Here is that girl at bat in a scrimmage of the Boston Slammers, an all-girl baseball team. After the Slammers' coaches heard about her situation with her New Hampshire league, where she was the only girl in her age group, the Boston Slammers invited her to play on their team. On Sunday afternoon, she did. Her father, Dan, drove her an hour and a half from Southern New Hampshire to Boston to practice with the Slammers, and while expressing his gratitude for their invitation, he told me that until the Slammers called he hadn't known that all girls baseball teams and leagues existed. Instead of being the only girl on a team, his daughter is now surrounded by girls her age who love playing baseball as much as she does.
Meanwhile, back in New Hampshire, the Oyster River Youth Association, who oversees sports activities for youth in this three-town region of Southern New Hampshire, completed their own "independent" investigation of the alleged coaches' threat – that they said they would instruct a player to “bean” this player. Other coaches had brought this information to the attention of the girl's father. After the association president claimed in a newspaper was false, he arranged for the investigation to take place. On May 2, the association released their findings. The coach found to have made a comment regarding wanting this player to quit – though he denied proposing that any physical harm be done to her – was dismissed.

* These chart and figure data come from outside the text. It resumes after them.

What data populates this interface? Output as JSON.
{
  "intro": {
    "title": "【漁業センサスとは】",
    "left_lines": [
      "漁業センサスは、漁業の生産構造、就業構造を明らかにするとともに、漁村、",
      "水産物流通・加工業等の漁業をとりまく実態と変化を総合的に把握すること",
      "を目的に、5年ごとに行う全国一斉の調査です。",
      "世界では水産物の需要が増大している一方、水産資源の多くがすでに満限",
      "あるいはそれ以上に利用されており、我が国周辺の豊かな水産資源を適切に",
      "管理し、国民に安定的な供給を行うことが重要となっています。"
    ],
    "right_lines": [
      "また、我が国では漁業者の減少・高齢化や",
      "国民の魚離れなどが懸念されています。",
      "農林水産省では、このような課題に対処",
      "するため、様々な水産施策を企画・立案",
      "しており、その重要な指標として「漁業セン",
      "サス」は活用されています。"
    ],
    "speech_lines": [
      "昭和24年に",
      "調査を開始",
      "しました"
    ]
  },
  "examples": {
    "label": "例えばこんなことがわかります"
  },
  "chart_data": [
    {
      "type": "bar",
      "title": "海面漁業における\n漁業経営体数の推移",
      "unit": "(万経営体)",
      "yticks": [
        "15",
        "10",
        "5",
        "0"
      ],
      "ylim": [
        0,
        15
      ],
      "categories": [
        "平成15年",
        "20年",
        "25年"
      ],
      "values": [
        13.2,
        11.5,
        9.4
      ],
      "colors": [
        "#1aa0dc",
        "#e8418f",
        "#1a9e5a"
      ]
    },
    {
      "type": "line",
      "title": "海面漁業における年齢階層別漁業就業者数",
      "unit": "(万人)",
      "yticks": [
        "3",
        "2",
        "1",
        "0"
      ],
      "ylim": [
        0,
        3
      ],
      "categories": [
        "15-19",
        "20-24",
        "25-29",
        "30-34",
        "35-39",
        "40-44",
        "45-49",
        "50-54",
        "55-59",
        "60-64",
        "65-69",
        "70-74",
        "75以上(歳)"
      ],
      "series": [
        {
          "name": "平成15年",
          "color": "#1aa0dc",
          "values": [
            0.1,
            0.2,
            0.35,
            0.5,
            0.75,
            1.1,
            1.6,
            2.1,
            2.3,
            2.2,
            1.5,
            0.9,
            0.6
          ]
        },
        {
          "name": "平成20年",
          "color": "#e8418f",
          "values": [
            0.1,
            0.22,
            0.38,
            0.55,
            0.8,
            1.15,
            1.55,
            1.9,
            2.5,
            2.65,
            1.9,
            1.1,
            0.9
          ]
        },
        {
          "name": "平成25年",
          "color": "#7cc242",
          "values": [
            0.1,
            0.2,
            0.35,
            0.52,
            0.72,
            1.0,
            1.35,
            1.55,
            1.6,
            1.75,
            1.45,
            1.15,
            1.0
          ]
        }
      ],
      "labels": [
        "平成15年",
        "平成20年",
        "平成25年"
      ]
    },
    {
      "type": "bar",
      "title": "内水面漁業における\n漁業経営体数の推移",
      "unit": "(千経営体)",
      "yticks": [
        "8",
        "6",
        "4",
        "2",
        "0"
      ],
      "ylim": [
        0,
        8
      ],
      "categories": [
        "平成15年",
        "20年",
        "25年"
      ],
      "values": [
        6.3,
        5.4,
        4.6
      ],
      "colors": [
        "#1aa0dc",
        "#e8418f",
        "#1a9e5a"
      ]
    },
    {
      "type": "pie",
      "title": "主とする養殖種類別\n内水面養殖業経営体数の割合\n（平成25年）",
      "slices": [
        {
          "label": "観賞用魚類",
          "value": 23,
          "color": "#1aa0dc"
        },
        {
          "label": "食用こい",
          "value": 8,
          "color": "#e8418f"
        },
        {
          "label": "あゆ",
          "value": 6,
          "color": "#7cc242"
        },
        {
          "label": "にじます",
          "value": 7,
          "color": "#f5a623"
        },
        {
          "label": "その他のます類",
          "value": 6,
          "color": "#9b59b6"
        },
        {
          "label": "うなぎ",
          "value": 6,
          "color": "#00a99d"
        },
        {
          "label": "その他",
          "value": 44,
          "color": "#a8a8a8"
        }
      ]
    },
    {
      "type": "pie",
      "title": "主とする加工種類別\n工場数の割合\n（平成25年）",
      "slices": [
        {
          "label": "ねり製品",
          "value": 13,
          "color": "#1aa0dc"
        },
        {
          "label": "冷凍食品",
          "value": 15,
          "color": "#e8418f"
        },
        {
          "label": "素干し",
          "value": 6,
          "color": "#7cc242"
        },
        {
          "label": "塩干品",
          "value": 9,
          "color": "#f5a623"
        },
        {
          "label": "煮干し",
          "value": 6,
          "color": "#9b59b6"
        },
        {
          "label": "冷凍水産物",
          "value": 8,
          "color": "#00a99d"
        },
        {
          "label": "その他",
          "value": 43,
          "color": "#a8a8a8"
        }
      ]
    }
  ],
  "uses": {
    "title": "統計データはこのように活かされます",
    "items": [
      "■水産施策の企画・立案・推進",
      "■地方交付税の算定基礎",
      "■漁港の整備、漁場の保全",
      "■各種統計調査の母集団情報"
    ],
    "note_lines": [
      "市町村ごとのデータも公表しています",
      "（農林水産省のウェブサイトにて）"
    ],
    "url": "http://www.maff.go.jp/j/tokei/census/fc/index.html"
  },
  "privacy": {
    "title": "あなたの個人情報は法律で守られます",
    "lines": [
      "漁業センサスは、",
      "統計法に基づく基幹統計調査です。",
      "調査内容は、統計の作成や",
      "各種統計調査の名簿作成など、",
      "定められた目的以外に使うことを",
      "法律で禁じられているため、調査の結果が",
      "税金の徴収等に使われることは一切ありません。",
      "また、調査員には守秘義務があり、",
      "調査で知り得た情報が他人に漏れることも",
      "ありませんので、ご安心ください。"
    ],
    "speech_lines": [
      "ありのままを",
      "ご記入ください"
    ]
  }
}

Still pending is what will happen in the wake of these investigative findings. In Durham, one of the three towns whose youth play sports through this association, the town council voted to withhold funds until the report was issued.
For now the Boston Slammers are this 11-year old's new team.
On May 18 the Boston Slammers, fielding two full teams, will travel to New Jersey for the regional Baseball for All tournament named after Maria Pepe, whose 1974 legal action made it possible for girls to play Little League Baseball in New Jersey. In neighboring Delaware, two girls, Kim Green and Alice Weldin heard that girls were playing Little League and they wanted to do the same. When they discovered the ruling didn't apply to them, Kim's mother, Sylvia, threatened legal action and then started a Little League team all their own. The girls' team was called the Angels. Kim's father, Dallas, then the Phillies’ director of minor leagues and scouting and would become the Phillies manager in 1979, was asked about his daughter playing Little League with the boys, "he told them if a girl was good enough to compete with the boys, she should be allowed to do it," according to the Washington Post.
A baseball player's mom, Karen Zerby Buzzelle, founded the Boston Slammers. When I hung out along the sidelines yesterday afternoon and watched the girls scrimmage, it was mostly moms who were sitting with me. Then, there was one dad from New Hampshire who had brought his 11-year old daughter to this neighboring state so she could play baseball with girls. This strikes me as not so different than what happened in 1974 when girls from the neighboring states of New Jersey and Delaware wanted to play baseball, and inspired by each other, they did.